In Canada, there have been recent recommendations that prophylaxis for ophthalmia neonatorum be discontinued, although no legislative changes have yet been made (Moore 2015). Some groups in Canada oppose this recommendation (Mulholland 2015); others question whether the alternative strategy of prenatal screening is an optimal substitute (Poliquin 2015). The Canadian recommendation to discontinue prophylaxis has been made in spite of the fact that between 2003 and 2012, the rate of chlamydia in Canada has increased by 57.6% (Totten 2015a), and the rate of gonorrhoea has increased by 38.9%, mainly in women (Totten 2015b). In France, ophthalmia neonatorum prophylaxis is no longer universally recommended. Ocular prophylaxis is only recommended for neonates when there is a risk of sexually transmitted infections in the mother, and when the mother has had poor prenatal care (AFSSAPS 2010). Still, other jurisdictions are considering implementation of ophthalmia neonatorum prophylaxis (Alexandre 2015).
This global variability in practice and adoption of ophthalmia neonatorum prophylaxis can be explained by the following reasons:
There is uncertainty about the evidence of effectiveness of the various prophylactic agents, particularly against Chlamydia trachomatis and emerging resistant strains of Neisseria gonorrhoeae.
There are questions about the risk-benefit ratio of ophthalmia neonatorum prophylaxis, considering the side effects of the prophylactic agents, such as chemical conjunctivitis, and their effect on maternal-infant bonding.
There is controversy about whether there is a difference in rates of ophthalmia neonatorum in jurisdictions where ophthalmia neonatorum prophylaxis continues and those in which it has been discontinued.

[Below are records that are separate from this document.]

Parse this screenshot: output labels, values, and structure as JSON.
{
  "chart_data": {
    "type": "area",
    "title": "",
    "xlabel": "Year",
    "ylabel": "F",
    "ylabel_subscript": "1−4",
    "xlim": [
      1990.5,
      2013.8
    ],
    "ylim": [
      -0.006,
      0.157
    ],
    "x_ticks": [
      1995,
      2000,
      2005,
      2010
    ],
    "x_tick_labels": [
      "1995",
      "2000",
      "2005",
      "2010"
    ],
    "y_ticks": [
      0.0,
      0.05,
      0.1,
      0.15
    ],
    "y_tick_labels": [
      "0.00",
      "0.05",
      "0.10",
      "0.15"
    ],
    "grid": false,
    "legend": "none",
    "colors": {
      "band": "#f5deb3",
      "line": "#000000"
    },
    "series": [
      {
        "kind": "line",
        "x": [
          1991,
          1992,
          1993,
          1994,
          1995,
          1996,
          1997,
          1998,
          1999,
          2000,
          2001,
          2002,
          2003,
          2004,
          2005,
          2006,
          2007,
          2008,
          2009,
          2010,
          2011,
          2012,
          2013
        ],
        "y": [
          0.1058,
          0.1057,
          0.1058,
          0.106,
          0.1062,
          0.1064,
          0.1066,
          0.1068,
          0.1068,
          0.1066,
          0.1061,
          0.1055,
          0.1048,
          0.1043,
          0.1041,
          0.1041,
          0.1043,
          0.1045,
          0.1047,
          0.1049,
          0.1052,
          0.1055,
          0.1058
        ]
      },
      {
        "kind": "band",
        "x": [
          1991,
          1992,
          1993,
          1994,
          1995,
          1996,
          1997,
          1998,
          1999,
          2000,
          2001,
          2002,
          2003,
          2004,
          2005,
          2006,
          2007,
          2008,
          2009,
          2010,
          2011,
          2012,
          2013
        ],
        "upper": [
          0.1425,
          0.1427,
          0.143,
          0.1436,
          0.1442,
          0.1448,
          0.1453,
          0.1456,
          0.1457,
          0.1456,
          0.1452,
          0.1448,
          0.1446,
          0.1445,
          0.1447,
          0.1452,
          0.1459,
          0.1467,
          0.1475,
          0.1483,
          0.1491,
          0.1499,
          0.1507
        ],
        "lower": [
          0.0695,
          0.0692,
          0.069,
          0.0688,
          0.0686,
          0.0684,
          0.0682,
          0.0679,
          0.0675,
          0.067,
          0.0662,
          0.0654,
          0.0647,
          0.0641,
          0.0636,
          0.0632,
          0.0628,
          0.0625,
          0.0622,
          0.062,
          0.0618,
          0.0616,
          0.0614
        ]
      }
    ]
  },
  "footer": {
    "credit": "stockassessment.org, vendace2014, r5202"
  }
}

There is debate about whether rates of ophthalmia neonatorum caused by Neisseria gonorrhoeae have sufficiently declined in the developed world to warrant discontinuing ophthalmia neonatorum prophylaxis.
There are differences of opinion about whether alternative strategies, such as screening of pregnant women for genital infections, and early diagnosis and treatment of neonatal conjunctivitis, are adequate to prevent ophthalmia neonatorum.
This systematic review aims to synthesize the best available evidence to determine if ophthalmia neonatorum prophylaxis is effective, and to determine which prophylactic agent is most effective.